The number one thing you can do to increase your iron is to have an iron-rich diet filled with leafy greens, meats, fish and beans. It is also completely safe to take iron supplements while breastfeeding, but you should talk with your provider beforehand. Vitamin C actually promotes iron absorption, so drinking a big glass of orange juice after your supplements or an iron-rich meal is a good idea.
Is hydration key?
Yes. Hydration is important for so many reasons, but more so for lactating parents as breast milk is about 90% water. On average about 16 cups of water per day is recommended. Try to drink water every time you’re nursing. But remember there are other ways to stay hydrated as well! Many foods you eat daily are a great source of water. Layering in sports drinks or added electrolytes is OK too!

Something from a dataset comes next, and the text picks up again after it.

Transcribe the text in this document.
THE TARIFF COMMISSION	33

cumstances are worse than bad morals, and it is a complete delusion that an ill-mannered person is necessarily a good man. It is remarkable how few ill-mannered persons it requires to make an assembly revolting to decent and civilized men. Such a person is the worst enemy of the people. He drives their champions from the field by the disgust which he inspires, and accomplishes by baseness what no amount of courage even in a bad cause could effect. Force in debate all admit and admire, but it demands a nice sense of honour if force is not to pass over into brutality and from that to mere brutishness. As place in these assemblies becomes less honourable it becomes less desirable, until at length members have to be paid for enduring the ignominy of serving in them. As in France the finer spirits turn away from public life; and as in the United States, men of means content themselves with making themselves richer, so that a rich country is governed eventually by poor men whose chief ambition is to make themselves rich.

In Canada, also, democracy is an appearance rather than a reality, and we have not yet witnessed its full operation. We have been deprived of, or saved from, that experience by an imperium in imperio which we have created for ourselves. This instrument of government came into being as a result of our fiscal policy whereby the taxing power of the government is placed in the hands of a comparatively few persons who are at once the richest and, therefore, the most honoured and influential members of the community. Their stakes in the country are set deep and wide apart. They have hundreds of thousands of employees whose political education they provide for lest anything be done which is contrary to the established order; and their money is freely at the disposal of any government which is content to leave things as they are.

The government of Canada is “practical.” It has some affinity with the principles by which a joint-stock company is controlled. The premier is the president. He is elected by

Should I limit certain foods?
Actually, no. There is no set list of foods lactating parents should avoid while breastfeeding. A common misconception that spicy foods will hurt your baby’s belly is not always the case. It’s completely dependent on the parent’s general habits. If you’ve eaten strong flavors your whole pregnancy, they shouldn’t affect the baby. It’s important to listen to your body and baby’s reaction to know what the best amount for you is. And as for alcohol, use your best judgment. If you wouldn’t drive, don’t breastfeed.
Can my baby have an allergic reaction to something I’m eating?
It’s possible. Some common culprits are dairy, soy, gluten, eggs, nuts or fish. But it’s important to know some reactions may not always mean you have to cut these foods from your diet while nursing. If your baby is experiencing extreme gas or bloody stool and you suspect an allergy, talk with your pediatrician about a path forward. Until then, monitor. Overactive letdown (a strong flow) or oversupply of milk can cause your baby to have similar symptoms like fussiness at the breast. You can talk with your lactation consultant about this, but it is not caused by an allergy. Bottom line, not every belly ache means you should immediately cut out your favorite pizza!
At the end of the day, the most important way to maintain your supply is to nourish yourself. Try to keep as much diversity in your diet as possible, with plenty of fruits, vegetables, whole grains, proteins, and healthy fats. Examples like leafy greens, colorful vegetables, nuts, seeds, and beans are rich in nutrients without additives. Stay as hydrated as possible! But always listen to your body. If you’re hungry, eat! Breastfeeding can increase your appetite, so listen to your cues. Lean on friends and family and always talk to your provider if you have any concerns.